Point-of-care (POC) diagnostics are specifically targeted at medical testing at or near the site of the patient’s care, without further need for specialist laboratory environment and trained personnel. Such POC testing is facilitated through the use of uncomplicated, user-friendly and portable testing devices and much effort has been directed towards producing diagnostic test-kits that are not only smaller, faster and smarter, but also satisfy the elusive goal of being cost-effective – a vital requirement that ensures economic viability, since such POC test procedures may need to be performed repeatedly over potentially very large sample groups, that could even extend to an entire nation in the case of a pandemic.
Paper with its varied characteristics, is now considered as a highly suitable alternative for fabrication of lab-on-chip (LOC) type POC devices, and many labs have focused their attention on this direction. In recent years, paper based POC devices have been thoroughly researched and rapidly developed, especially for medical diagnostics and biochemical analysis. This is because of the urgent need for reliable diagnostic tools in developing countries where there is a lack of infrastructure, of trained personnel and people within such countries cannot afford expensive technologies.
Compared with the polymer, silica or silicon-based microfluidic devices, paper-based devices offer considerable advantages. First, paper is readily available in a range of different forms and grades, which exhibit a range of different properties, such as porosity, wettability and its wick ability. In addition, it is cheap and biocompatible, which makes it suitable for implementation of simple biological assays.
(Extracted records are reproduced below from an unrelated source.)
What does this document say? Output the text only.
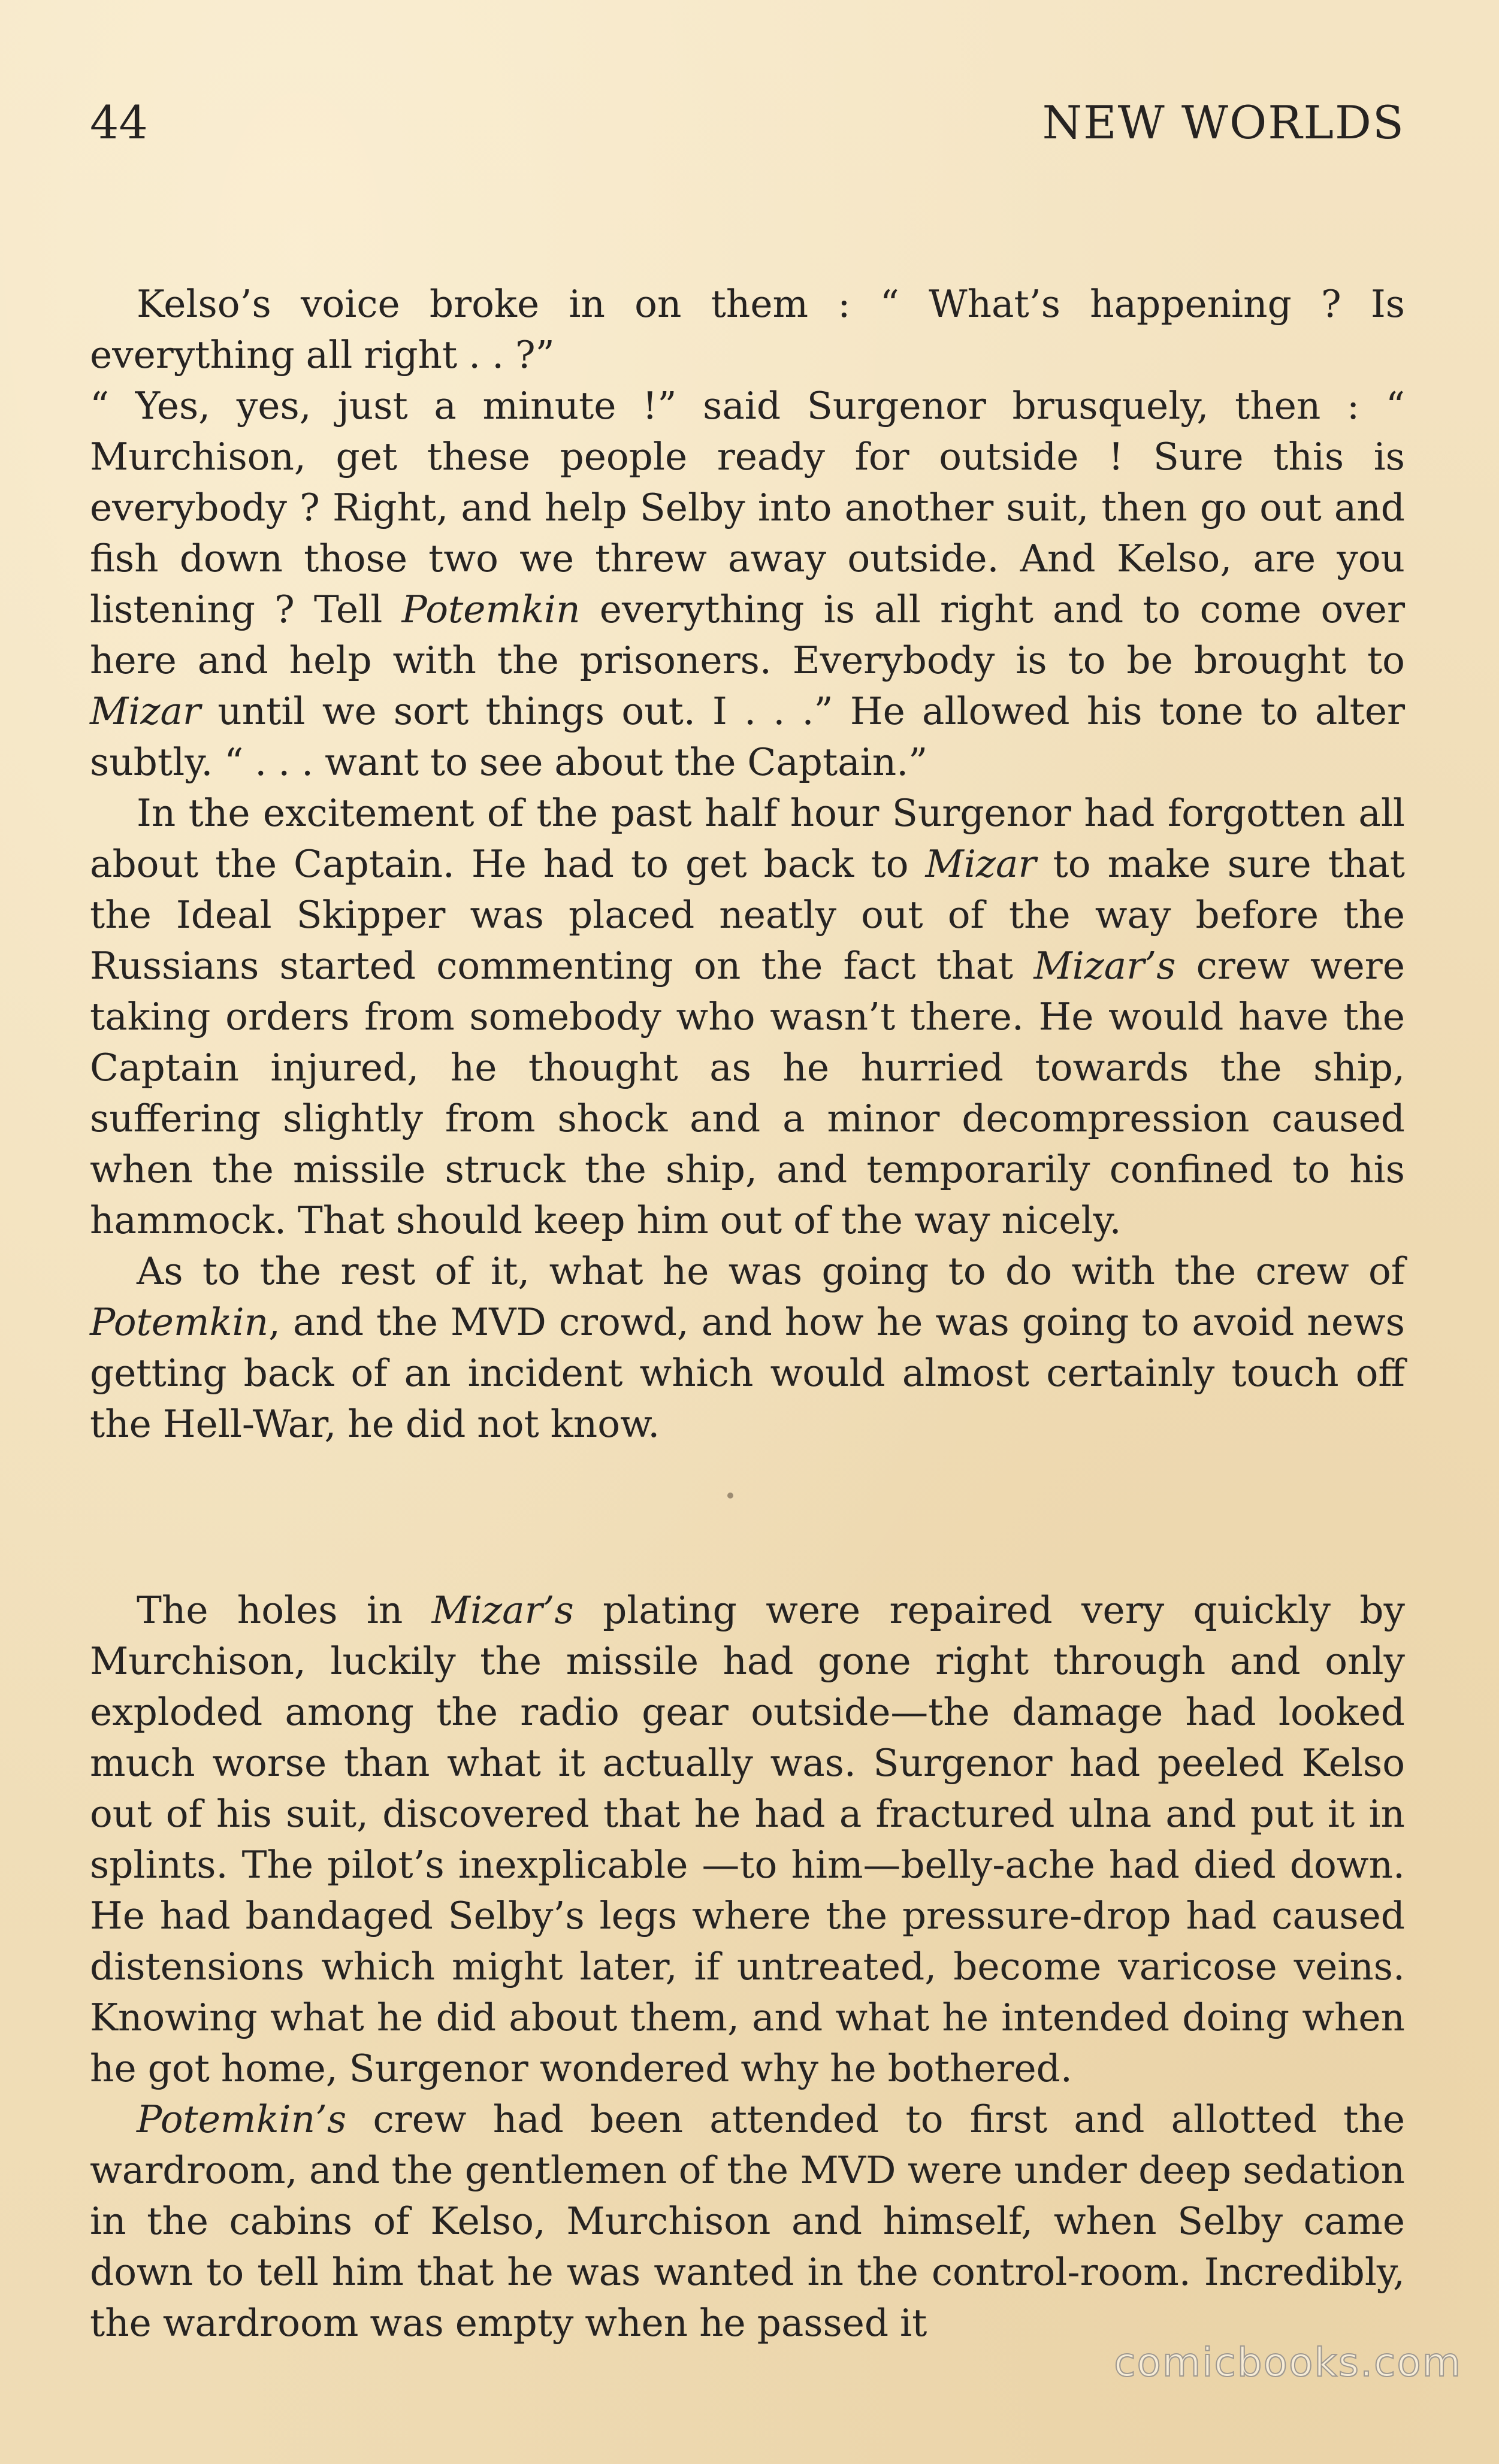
44	NEW WORLDS

Kelso’s voice broke in on them : “ What’s happening ? Is everything all right . . ?”

“ Yes, yes, just a minute !” said Surgenor brusquely, then : “ Murchison, get these people ready for outside ! Sure this is everybody ? Right, and help Selby into another suit, then go out and fish down those two we threw away outside. And Kelso, are you listening ? Tell Potemkin everything is all right and to come over here and help with the prisoners. Everybody is to be brought to Mizar until we sort things out. I . . .” He allowed his tone to alter subtly. “ . . . want to see about the Captain.”

In the excitement of the past half hour Surgenor had forgotten all about the Captain. He had to get back to Mizar to make sure that the Ideal Skipper was placed neatly out of the way before the Russians started commenting on the fact that Mizar’s crew were taking orders from somebody who wasn’t there. He would have the Captain injured, he thought as he hurried towards the ship, suffering slightly from shock and a minor decompression caused when the missile struck the ship, and temporarily confined to his hammock. That should keep him out of the way nicely.

As to the rest of it, what he was going to do with the crew of Potemkin, and the MVD crowd, and how he was going to avoid news getting back of an incident which would almost certainly touch off the Hell-War, he did not know.

The holes in Mizar’s plating were repaired very quickly by Murchison, luckily the missile had gone right through and only exploded among the radio gear outside—the damage had looked much worse than what it actually was. Surgenor had peeled Kelso out of his suit, discovered that he had a fractured ulna and put it in splints. The pilot’s inexplicable —to him—belly-ache had died down. He had bandaged Selby’s legs where the pressure-drop had caused distensions which might later, if untreated, become varicose veins. Knowing what he did about them, and what he intended doing when he got home, Surgenor wondered why he bothered.

Potemkin’s crew had been attended to first and allotted the wardroom, and the gentlemen of the MVD were under deep sedation in the cabins of Kelso, Murchison and himself, when Selby came down to tell him that he was wanted in the control-room. Incredibly, the wardroom was empty when he passed it

comicbooks.com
Furthermore, paper is widely manufactured from renewable resources and can be easily stored and transported and it is also biodegradable and can be incinerated. Finally, an important feature that makes paper very attractive for microfluidic devices is its inherent ability to wick fluids via capillary forces, which avoid the need for external pumps which are necessary for the case of microfluidic devices on other above-mentioned platforms.
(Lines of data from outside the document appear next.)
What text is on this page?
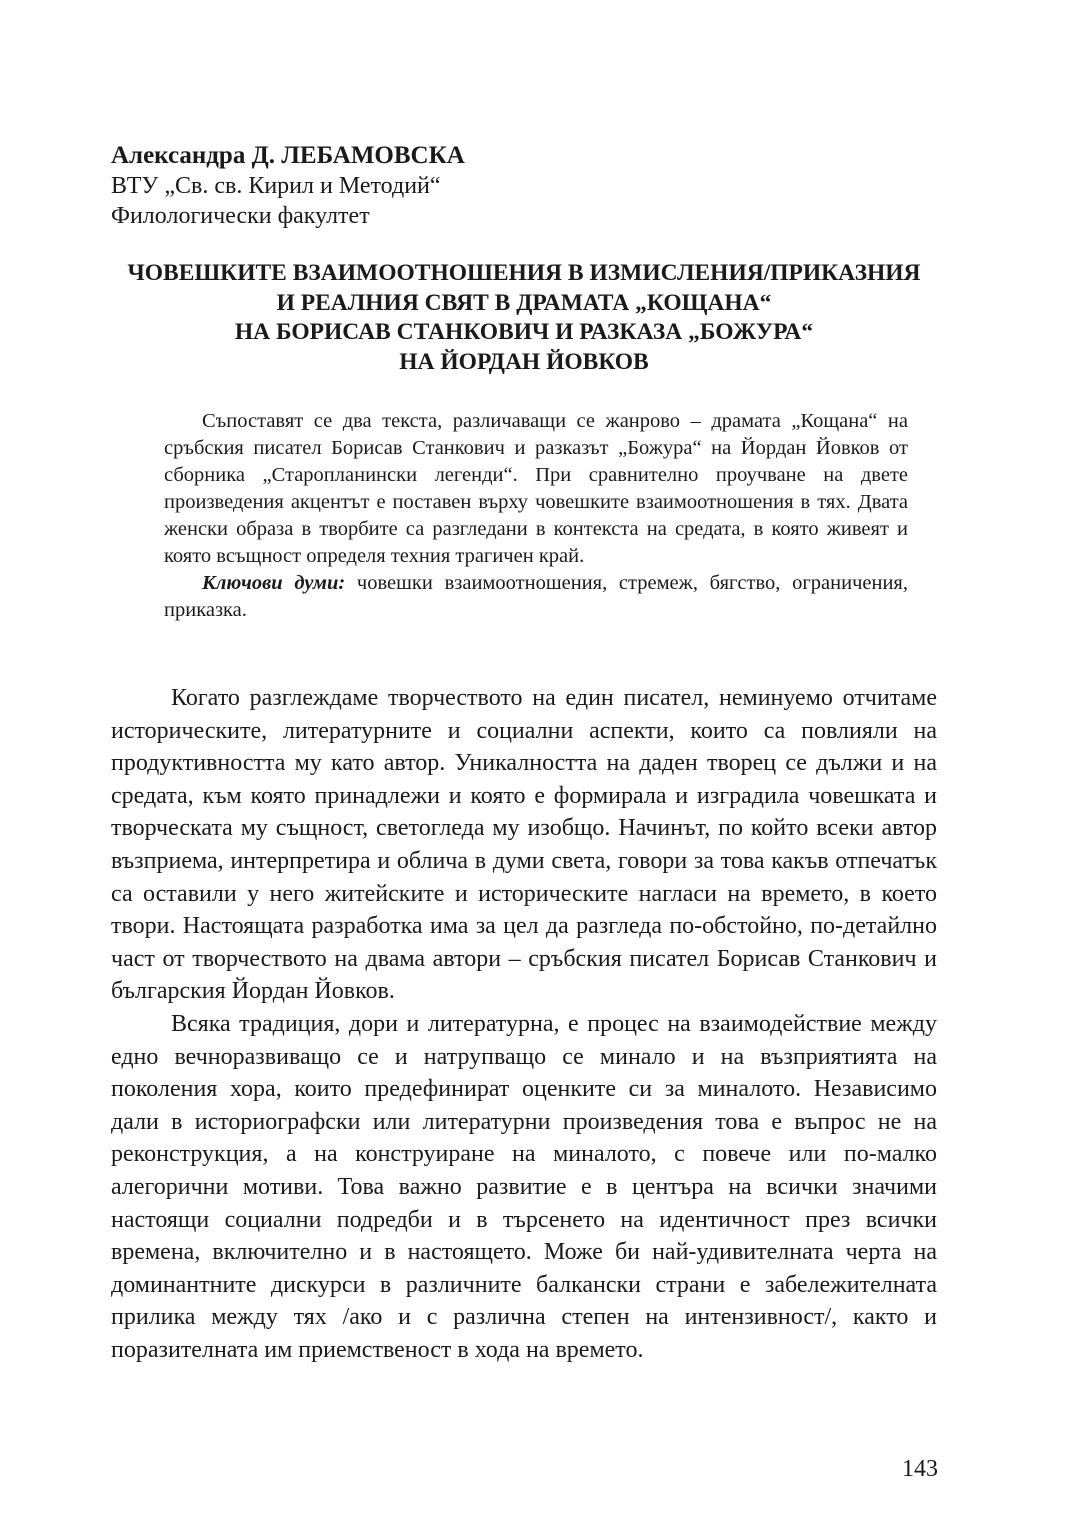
Александра Д. ЛЕБАМОВСКА

ВТУ „Св. св. Кирил и Методий“

Филологически факултет

ЧОВЕШКИТЕ ВЗАИМООТНОШЕНИЯ В ИЗМИСЛЕНИЯ/ПРИКАЗНИЯ
И РЕАЛНИЯ СВЯТ В ДРАМАТА „КОЩАНА“
НА БОРИСАВ СТАНКОВИЧ И РАЗКАЗА „БОЖУРА“
НА ЙОРДАН ЙОВКОВ

Съпоставят се два текста, различаващи се жанрово – драмата „Кощана“ на сръбския писател Борисав Станкович и разказът „Божура“ на Йордан Йовков от сборника „Старопланински легенди“. При сравнително проучване на двете произведения акцентът е поставен върху човешките взаимоотношения в тях. Двата женски образа в творбите са разгледани в контекста на средата, в която живеят и която всъщност определя техния трагичен край.

Ключови думи: човешки взаимоотношения, стремеж, бягство, ограничения, приказка.

Когато разглеждаме творчеството на един писател, неминуемо отчитаме историческите, литературните и социални аспекти, които са повлияли на продуктивността му като автор. Уникалността на даден творец се дължи и на средата, към която принадлежи и която е формирала и изградила човешката и творческата му същност, светогледа му изобщо. Начинът, по който всеки автор възприема, интерпретира и облича в думи света, говори за това какъв отпечатък са оставили у него житейските и историческите нагласи на времето, в което твори. Настоящата разработка има за цел да разгледа по-обстойно, по-детайлно част от творчеството на двама автори – сръбския писател Борисав Станкович и българския Йордан Йовков.

Всяка традиция, дори и литературна, е процес на взаимодействие между едно вечноразвиващо се и натрупващо се минало и на възприятията на поколения хора, които предефинират оценките си за миналото. Независимо дали в историографски или литературни произведения това е въпрос не на реконструкция, а на конструиране на миналото, с повече или по-малко алегорични мотиви. Това важно развитие е в центъра на всички значими настоящи социални подредби и в търсенето на идентичност през всички времена, включително и в настоящето. Може би най-удивителната черта на доминантните дискурси в различните балкански страни е забележителната прилика между тях /ако и с различна степен на интензивност/, както и поразителната им приемственост в хода на времето.

143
As their name suggests, paper-based microfluidic devices normally consist of interconnected hydrophilic fluidic channels, which are demarcated by the hydrophobic walls, to guide and transport an analyte fluid, from a point of entry on the device to a reaction zone that has been pre-treated with specific reagents. Unlike glass, silicon or polymer substrates, where the fluidic channels are surface-relief structures that have been inscribed in these substrates, for paper-based devices the fluidic channels are formed inside and extend throughout the full thickness of the paper.